On the cost side, labor is Metro’s largest driver, but Duvall said the way productivity is measured determines whether costs have grown too much.

“You can either measure it by the size of the system, in which case it would look OK — the physical size — or you can measure it by the demand on the system, in which case it looks like it’s actually declining,” he said.

The decline would be based on the dropping ridership, with far fewer riders using Metro today than any time in the last 10 years.

“This is quite a worrisome chart here,” Duvall said.

When the number of riders is compared with the fast-growing population in the region, the numbers look even dimmer: When adjusted for population changes, ridership in 2015 was only 86 percent of the 2005 levels.

Because fares have gone up several times in the last decade, most recently in 2014, fare revenue has not dropped, but it has not risen significantly either.
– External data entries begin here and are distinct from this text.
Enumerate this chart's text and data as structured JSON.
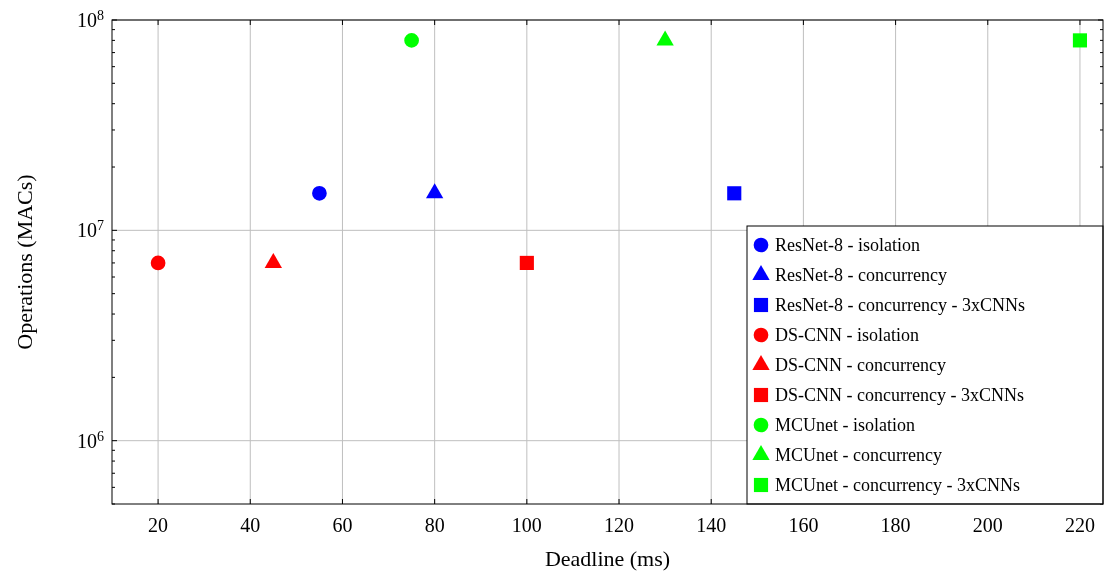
{
  "chart_data": {
    "type": "scatter",
    "xlabel": "Deadline (ms)",
    "ylabel": "Operations (MACs)",
    "log": "y",
    "grid": true,
    "legend": "bottom right",
    "xlim": [
      10,
      225
    ],
    "xticks": [
      20,
      40,
      60,
      80,
      100,
      120,
      140,
      160,
      180,
      200,
      220
    ],
    "ylim": [
      500000,
      100000000
    ],
    "yticks": [
      {
        "value": 500000,
        "label": null
      },
      {
        "value": 600000,
        "label": null
      },
      {
        "value": 700000,
        "label": null
      },
      {
        "value": 800000,
        "label": null
      },
      {
        "value": 900000,
        "label": null
      },
      {
        "value": 1000000,
        "label": "10$^{6}$"
      },
      {
        "value": 2000000,
        "label": null
      },
      {
        "value": 3000000,
        "label": null
      },
      {
        "value": 4000000,
        "label": null
      },
      {
        "value": 5000000,
        "label": null
      },
      {
        "value": 6000000,
        "label": null
      },
      {
        "value": 7000000,
        "label": null
      },
      {
        "value": 8000000,
        "label": null
      },
      {
        "value": 9000000,
        "label": null
      },
      {
        "value": 10000000,
        "label": "10$^{7}$"
      },
      {
        "value": 20000000,
        "label": null
      },
      {
        "value": 30000000,
        "label": null
      },
      {
        "value": 40000000,
        "label": null
      },
      {
        "value": 50000000,
        "label": null
      },
      {
        "value": 60000000,
        "label": null
      },
      {
        "value": 70000000,
        "label": null
      },
      {
        "value": 80000000,
        "label": null
      },
      {
        "value": 90000000,
        "label": null
      },
      {
        "value": 100000000,
        "label": "10$^{8}$"
      }
    ],
    "series": [
      {
        "name": "ResNet-8 - isolation",
        "color": "#0000ff",
        "marker": "circle",
        "x": [
          55
        ],
        "values": [
          15000000
        ]
      },
      {
        "name": "ResNet-8 - concurrency",
        "color": "#0000ff",
        "marker": "triangle",
        "x": [
          80
        ],
        "values": [
          15000000
        ]
      },
      {
        "name": "ResNet-8 - concurrency - 3xCNNs",
        "color": "#0000ff",
        "marker": "square",
        "x": [
          145
        ],
        "values": [
          15000000
        ]
      },
      {
        "name": "DS-CNN - isolation",
        "color": "#ff0000",
        "marker": "circle",
        "x": [
          20
        ],
        "values": [
          7000000
        ]
      },
      {
        "name": "DS-CNN - concurrency",
        "color": "#ff0000",
        "marker": "triangle",
        "x": [
          45
        ],
        "values": [
          7000000
        ]
      },
      {
        "name": "DS-CNN - concurrency - 3xCNNs",
        "color": "#ff0000",
        "marker": "square",
        "x": [
          100
        ],
        "values": [
          7000000
        ]
      },
      {
        "name": "MCUnet - isolation",
        "color": "#00ff00",
        "marker": "circle",
        "x": [
          75
        ],
        "values": [
          80000000
        ]
      },
      {
        "name": "MCUnet - concurrency",
        "color": "#00ff00",
        "marker": "triangle",
        "x": [
          130
        ],
        "values": [
          80000000
        ]
      },
      {
        "name": "MCUnet - concurrency - 3xCNNs",
        "color": "#00ff00",
        "marker": "square",
        "x": [
          220
        ],
        "values": [
          80000000
        ]
      }
    ]
  }
}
Had ridership not dropped, Duvall estimates Metro could have brought in $44 million more in 2015.

“We are not in a position to say today there is a silver bullet cause for this decline in ridership,” he said.

Broader reasons for the decline that were suggested include the changing federal workforce, increases in telecommuting, declining gas prices, the increase in telework, gentrification in downtown areas and the “Uberfication” of transportation.
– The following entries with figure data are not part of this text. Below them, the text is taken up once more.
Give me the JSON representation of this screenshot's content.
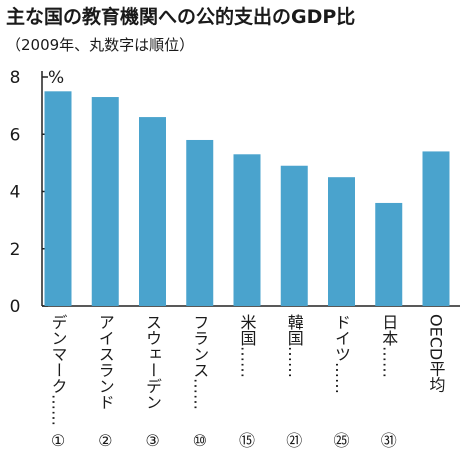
{
  "chart_data": {
    "type": "bar",
    "title": "主な国の教育機関への公的支出のGDP比",
    "subtitle": "（2009年、丸数字は順位）",
    "ylabel": "",
    "yunit": "%",
    "xlabel": "",
    "ylim": [
      0,
      8
    ],
    "yticks": [
      "0",
      "2",
      "4",
      "6",
      "8"
    ],
    "grid": false,
    "bar_color": "#4aa3cd",
    "categories": [
      "デンマーク……",
      "アイスランド",
      "スウェーデン",
      "フランス……",
      "米国……",
      "韓国……",
      "ドイツ……",
      "日本……",
      "OECD平均"
    ],
    "ranks": [
      "①",
      "②",
      "③",
      "⑩",
      "⑮",
      "㉑",
      "㉕",
      "㉛",
      ""
    ],
    "values": [
      7.5,
      7.3,
      6.6,
      5.8,
      5.3,
      4.9,
      4.5,
      3.6,
      5.4
    ]
  }
}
Metro also must face the dismal rider ratings: Internal measures show riders only give Metro a 56 percent reliability rating.

“It’s clear that there’s a relationship between declining customer satisfaction and rail ridership,” Duvall said. “This has got to get reversed.”

The drop-off is at all times of day, including significant declines outside of rush hours and on weekends, when Metro trains regularly share a single track or stations are shut down.

At peak periods, problems with railcars are the single largest cause of train offloads and delays.

“If our customers are giving us a grade of 56 percent on reliability … anyone in business, you are in deep trouble if you are at 56 percent,” said Malcolm Augustine, a Metro board member from Prince George’s County.

While Metro is working to improve car maintenance and hopes for eventual benefits from the ongoing accelerated track repairs, Goldman said savings are needed soon “as we look at this widening alligator gap between revenues and expenses.”

Metro and its largest union, Amalgamated Transit Union Local 689, were in contract negotiations after their most recent collective bargaining agreement expired at the end of June.

The two sides agreed not to discuss the details of negotiations with reporters.

In addition to the operating budget gap, Metro has failed for years to fully fund pension plans or other post-employment benefits like health care for retirees. Those unfunded obligations are projected to be well over $1 billion.